Mr. Frank criticized the Bush Administration and the House Republican leadership for their failure to scale back last summer’s $1.35 trillion tax cut after the Sept. 11 attacks. He said that homeland security must encompass more than airline security and military support and must also include health care (in the event of a bioterrorism attack) and guarding of harbors, borders and nuclear power plants. More money, he said, is also necessary for immigration control.
On several occasions, Mr. Frank displayed his dry humor with the students. After student Polina Raygorodskaya wondered how to allay fears that there might be a bomb on a plane, the Congressman quickly shot back, “You pray.”
He quickly added: “There’s nothing 100 percent safe in the world. You can’t protect everything, but you (reduce) the problem.”
At 2:45 p.m. Mr. Frank was en route to testifying at an Appropriations subcommittee hearing and took time along the walk to discuss his future in Congress. An 11-term Congressman from Massachusetts’s Fourth District seat, there seems to be no doubt about Mr. Frank’s continued re-election to the House. He is currently running unopposed, and has secured sizable victories in his re-election bids, winning 71 percent of the vote two years ago. As a senior member of the Massachusetts House delegation, Mr. Frank would be a top candidate for the Democratic nomination for the Senate if three-term Senator John F. Kerry vacates his seat in a bid for the presidency in two years.
Would a Senate seat interest Mr. Frank? “It would depend,” he said. “If (Mr. Kerry) were to resign, I’d consider it. Yes, I’d be interested if something were to open up. If something were to change here, though, and I’d be the chairman of the Judiciary Committee, then I don’t know.”

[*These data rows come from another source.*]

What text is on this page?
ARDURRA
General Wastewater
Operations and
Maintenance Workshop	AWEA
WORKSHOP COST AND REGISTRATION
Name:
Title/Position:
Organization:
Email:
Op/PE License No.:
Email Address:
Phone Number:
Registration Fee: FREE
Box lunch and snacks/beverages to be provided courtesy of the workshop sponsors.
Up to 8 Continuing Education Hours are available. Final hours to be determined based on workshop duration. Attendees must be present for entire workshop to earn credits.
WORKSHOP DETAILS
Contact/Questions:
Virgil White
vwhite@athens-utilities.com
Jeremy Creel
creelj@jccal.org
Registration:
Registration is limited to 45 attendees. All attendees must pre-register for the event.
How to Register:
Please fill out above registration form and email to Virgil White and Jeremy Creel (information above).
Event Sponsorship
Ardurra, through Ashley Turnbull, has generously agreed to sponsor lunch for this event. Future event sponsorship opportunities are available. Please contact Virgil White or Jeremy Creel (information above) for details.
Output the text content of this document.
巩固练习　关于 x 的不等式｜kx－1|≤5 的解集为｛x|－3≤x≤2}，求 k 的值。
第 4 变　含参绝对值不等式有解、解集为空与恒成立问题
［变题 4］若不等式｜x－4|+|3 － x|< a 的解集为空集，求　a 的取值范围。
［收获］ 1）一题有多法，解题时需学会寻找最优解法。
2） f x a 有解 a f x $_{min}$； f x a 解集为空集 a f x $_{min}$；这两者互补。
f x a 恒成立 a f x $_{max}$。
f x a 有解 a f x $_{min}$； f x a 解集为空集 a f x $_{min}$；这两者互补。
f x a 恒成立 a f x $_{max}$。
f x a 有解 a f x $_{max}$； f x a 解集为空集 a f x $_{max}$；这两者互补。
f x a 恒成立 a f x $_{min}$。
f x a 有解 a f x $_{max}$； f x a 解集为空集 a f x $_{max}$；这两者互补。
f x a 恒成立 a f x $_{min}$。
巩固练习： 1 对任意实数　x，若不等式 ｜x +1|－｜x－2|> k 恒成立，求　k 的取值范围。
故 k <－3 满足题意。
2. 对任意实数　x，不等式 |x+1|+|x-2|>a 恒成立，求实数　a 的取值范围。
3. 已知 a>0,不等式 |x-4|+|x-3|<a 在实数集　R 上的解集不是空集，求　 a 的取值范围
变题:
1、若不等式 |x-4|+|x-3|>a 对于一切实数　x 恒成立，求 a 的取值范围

Now a few doors down from the Appropriations subcommittee hearing room, he makes a quick pit stop at the bathroom and then waits for 15 minutes in an office behind the committee room chatting with fellow Massachusetts Congressman James McGovern. The two must wait for two Pennsylvania representatives to complete their testimony so they can make their brief pleas for increased transportation funds for their districts in the next fiscal year. Mr. Frank requested $750,000 for planning and engineering studies on the Mansfield Route 106 Underpass Project and $750,000 for design and engineering studies on the Route 79 Relocation Project in Fall River.

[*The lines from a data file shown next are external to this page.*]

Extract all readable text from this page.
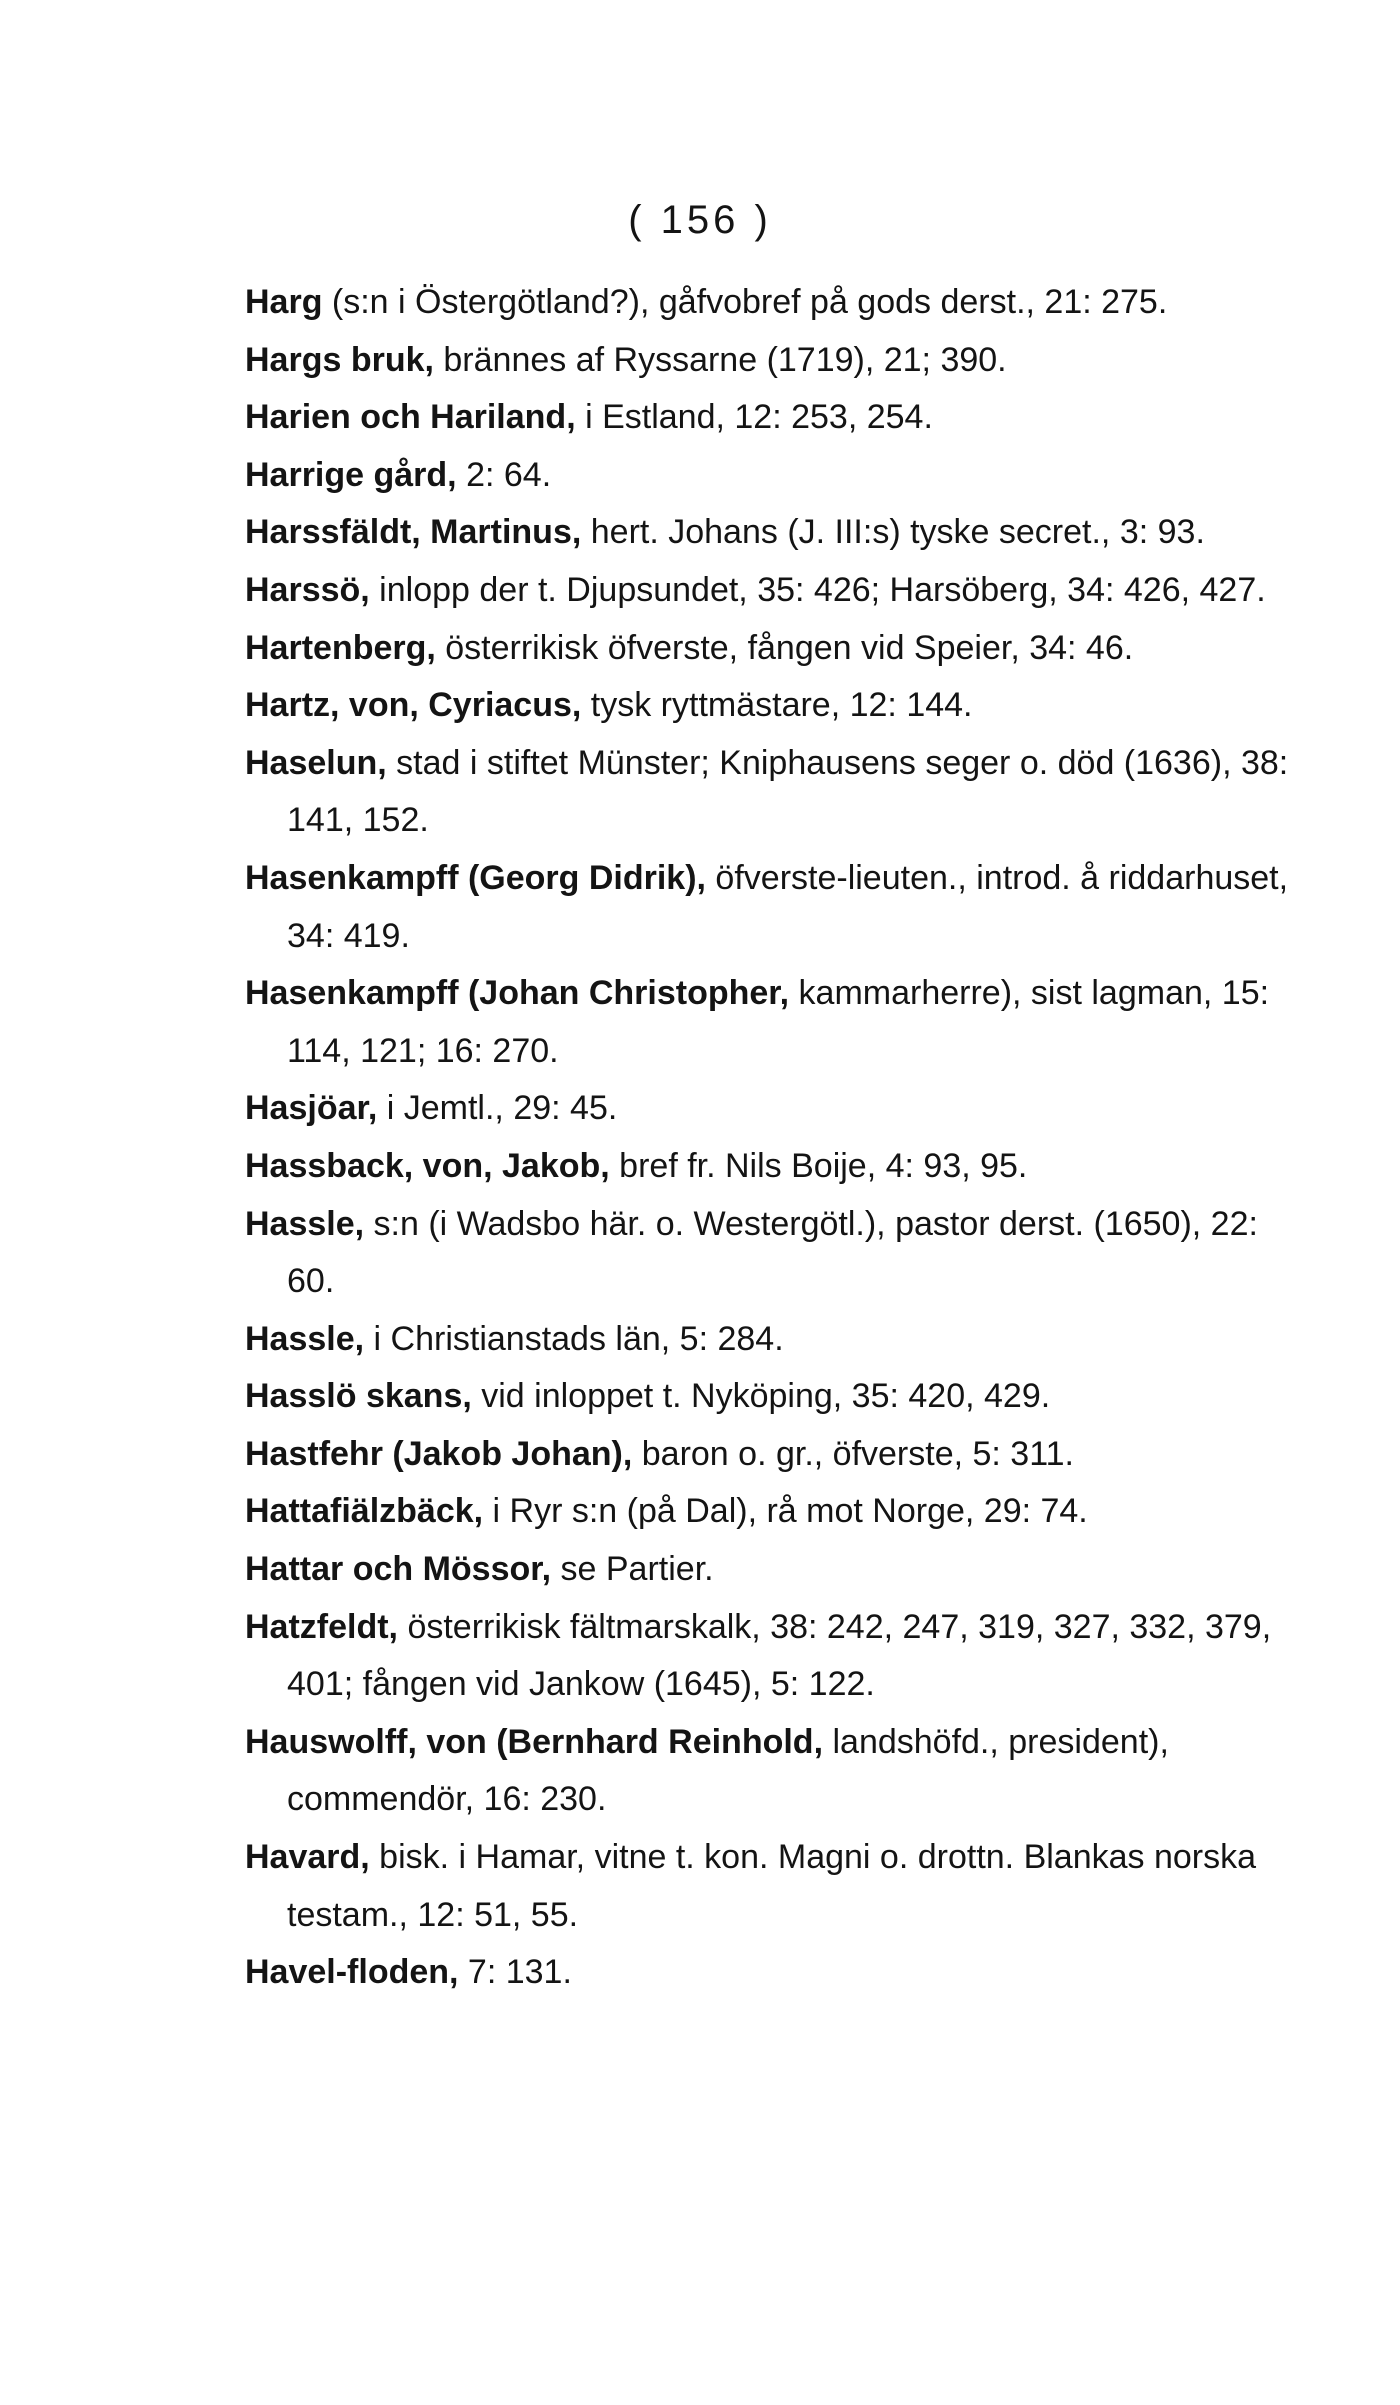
( 156 )

Harg (s:n i Östergötland?), gåfvobref på gods derst., 21: 275.

Hargs bruk, brännes af Ryssarne (1719), 21; 390.

Harien och Hariland, i Estland, 12: 253, 254.

Harrige gård, 2: 64.

Harssfäldt, Martinus, hert. Johans (J. III:s) tyske secret., 3: 93.

Harssö, inlopp der t. Djupsundet, 35: 426; Harsöberg, 34: 426, 427.

Hartenberg, österrikisk öfverste, fången vid Speier, 34: 46.

Hartz, von, Cyriacus, tysk ryttmästare, 12: 144.

Haselun, stad i stiftet Münster; Kniphausens seger o. död (1636), 38: 141, 152.

Hasenkampff (Georg Didrik), öfverste-lieuten., introd. å riddarhuset, 34: 419.

Hasenkampff (Johan Christopher, kammarherre), sist lagman, 15: 114, 121; 16: 270.

Hasjöar, i Jemtl., 29: 45.

Hassback, von, Jakob, bref fr. Nils Boije, 4: 93, 95.

Hassle, s:n (i Wadsbo här. o. Westergötl.), pastor derst. (1650), 22: 60.

Hassle, i Christianstads län, 5: 284.

Hasslö skans, vid inloppet t. Nyköping, 35: 420, 429.

Hastfehr (Jakob Johan), baron o. gr., öfverste, 5: 311.

Hattafiälzbäck, i Ryr s:n (på Dal), rå mot Norge, 29: 74.

Hattar och Mössor, se Partier.

Hatzfeldt, österrikisk fältmarskalk, 38: 242, 247, 319, 327, 332, 379, 401; fången vid Jankow (1645), 5: 122.

Hauswolff, von (Bernhard Reinhold, landshöfd., president), commendör, 16: 230.

Havard, bisk. i Hamar, vitne t. kon. Magni o. drottn. Blankas norska testam., 12: 51, 55.

Havel-floden, 7: 131.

At 3:50 p.m., the Congressman returned to his office for the remainder of the afternoon to sift through the paperwork still piled high on his desk.
An unabashed and proud liberal, Mr. Frank was recognized in a Washingtonian magazine poll of Capitol Hill aides in 2000 as the smartest and funniest House member, a label that California Congressman Tom Lantos, the senior Democrat on the House Foreign Affairs Committee, considers accurate. “He’s the smartest man in the Congress,” Mr. Lantos said as he and Mr. Frank joined other members traveling from their offices to the House floor for the day’s two votes at noon.
The compliment seemed to embarrass Mr. Frank, who responded with a slight smirk.
Written for the New Bedford Standard-Times in New Bedford, Mass.